Thursday, February 6, 2014

The twisted thinking of the Ban Ki-moon, the Secretary General of the United Nations

"Since [violence against women] is rooted in discrimination, impunity and complacency, we need to change attitudes and behavior – and we need to change laws and make sure they are enforced just like you are doing in Cuba." - Ban Ki-moon, January 27, 2014 in Havana, Cuba




Brutality against Cuban women by the dictatorship dates back from 1959 up until the present day. All they have to be are free thinkers who are "willing to get into hassles to defend what they think."

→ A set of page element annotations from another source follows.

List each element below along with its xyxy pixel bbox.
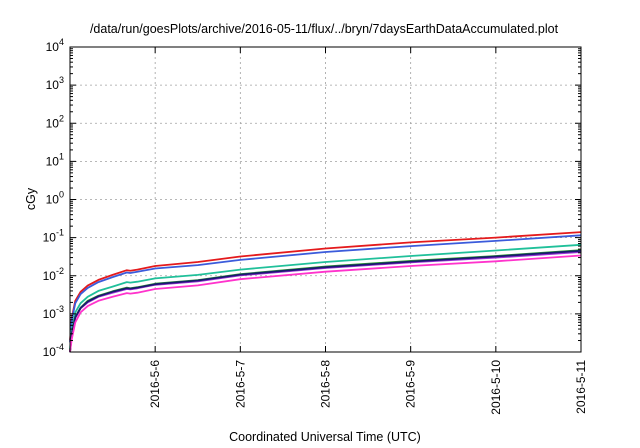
series-line-7 xyxy=(69,249,582,353)
axis-ticks xyxy=(70,46,582,353)
x-tick-label: 2016-5-11 xyxy=(574,360,588,414)
y-tick-label: 104 xyxy=(46,37,64,54)
x-tick-label: 2016-5-8 xyxy=(319,360,333,408)
chart-title: /data/run/goesPlots/archive/2016-05-11/f… xyxy=(90,22,559,36)
y-tick-label: 100 xyxy=(46,190,64,207)
series-line-8 xyxy=(69,254,582,353)
y-tick-label: 10-1 xyxy=(43,228,64,245)
grid xyxy=(70,47,581,352)
x-axis-label: Coordinated Universal Time (UTC) xyxy=(229,430,421,444)
y-tick-label: 10-4 xyxy=(43,342,64,359)
y-tick-label: 103 xyxy=(46,75,64,92)
y-tick-label: 102 xyxy=(46,113,64,130)
series-line-5 xyxy=(69,249,582,353)
y-tick-label: 101 xyxy=(46,151,64,168)
series-lines xyxy=(69,231,582,353)
y-tick-labels: 10-4 10-3 10-2 10-1 100 101 102 103 104 xyxy=(43,37,64,359)
x-tick-label: 2016-5-9 xyxy=(404,360,418,408)
x-tick-label: 2016-5-6 xyxy=(148,360,162,408)
series-line-1 xyxy=(69,231,582,341)
series-line-2 xyxy=(69,234,582,343)
x-tick-labels: 2016-5-6 2016-5-7 2016-5-8 2016-5-9 2016-5-1… xyxy=(148,360,588,415)
y-tick-label: 10-3 xyxy=(43,304,64,321)
y-tick-label: 10-2 xyxy=(43,266,64,283)
series-line-3 xyxy=(69,243,582,350)
x-tick-label: 2016-5-7 xyxy=(233,360,247,408)
x-tick-label: 2016-5-10 xyxy=(489,360,503,415)
y-axis-label: cGy xyxy=(24,187,38,210)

Yesterday, Yris Perez Aguilera was arrested in the early afternoon while on her way to State Security headquarters to find out the status of her husband. She was beaten up and arrested by government agents. Both Antúnez and Yris have been badly beaten up, and in Yris's case she was not only beaten up but also subjected to sexual threats and harassment by regime officials. When she got home in the evening Yris made the following statement:

"I was arrested with violence. I was beaten, I have my mouth busted. They put a rag bathed in gasoline, with grease in my mouth. They squeezed it into my face. The officer wearing the badge 115025 touched my face, breasts, would get on top of me. They had me handcuffed with my arms behind my back. [...] They were beating on me from near the badly named Ernesto Che Guevara Square all the way to Police Instruction. There I continued demanding my rights. I have cramped hands, I have a lot of pain in the lower abdomen, swollen hands and face because they hit me a lot."

Tomorrow Maria Elena Cruz Varela, an award winning writer, will be in Miami presenting a self-titled book about her life at 7 p.m., in Café Demetrio (300 Alhambra Circle, Coral Gables.

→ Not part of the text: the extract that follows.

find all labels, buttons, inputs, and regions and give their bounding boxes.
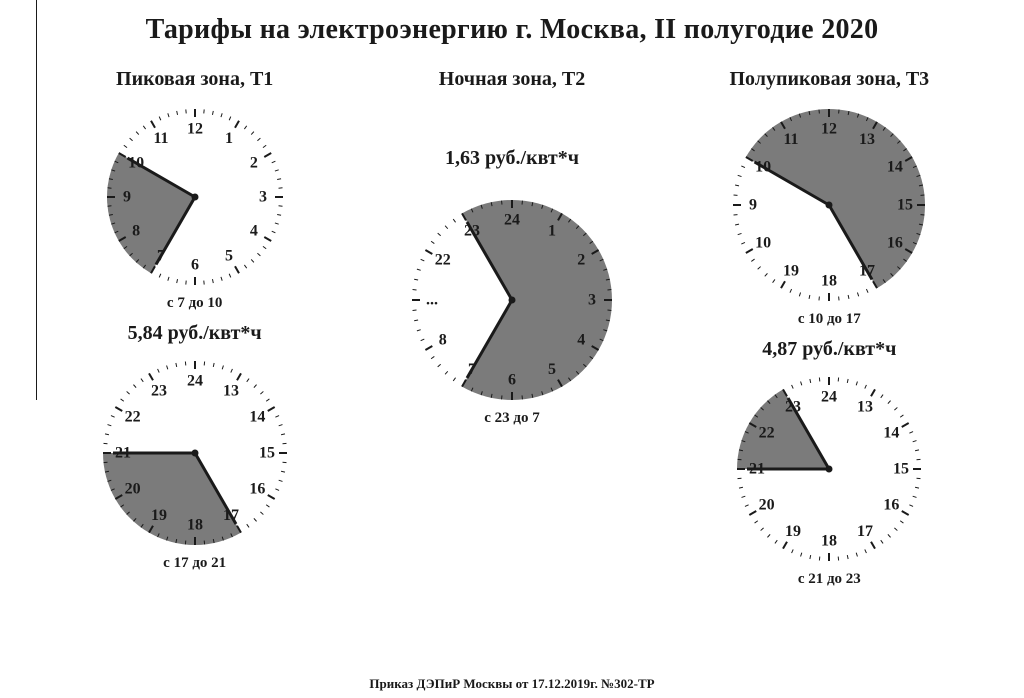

Read more here: http://www.elnuevoherald.com/2014/02/06/1673659/agenda-de-miami.html#storylink=cpy
She has been exiled from Cuba for 20 years.


On November 19, 1991 the Cuban poet Mariela Elena Cruz Varela, who peacefully dissented asking for nonviolent change, was assaulted by a mob organized by the dictatorship who tried to force feed the poet her own words. Afterwards she was jailed for two years in prison for making pamphlets calling for political reform. She wrote about the 1991 assault in her book, Dios en las cárceles cubanas (God in the Cuban jails):

They broke my mouth trying to make me swallow the leaflets that members of my group had distributed throughout Havana. Afterwards I spent three days brutally besieged, imprisoned in my own home with my two children, with no water, no electricity, no food, no cigarettes. We heard what the huge speakers never stopped amplifying, allegorical songs to the country, the necessary punishment of traitors, and anyone who wanted to could shout at me, organized, of course, the slogans they pleased: Comrade worm, we are going to execute you by firing squad!
 Decades pass but the aging dictatorship and its practices remain the same. However, the response of the international community goes through all sorts of contortions. Ban Ki-moon's public celebration of how the dictatorship in Cuba treats women is a particularly twisted and lamentable example.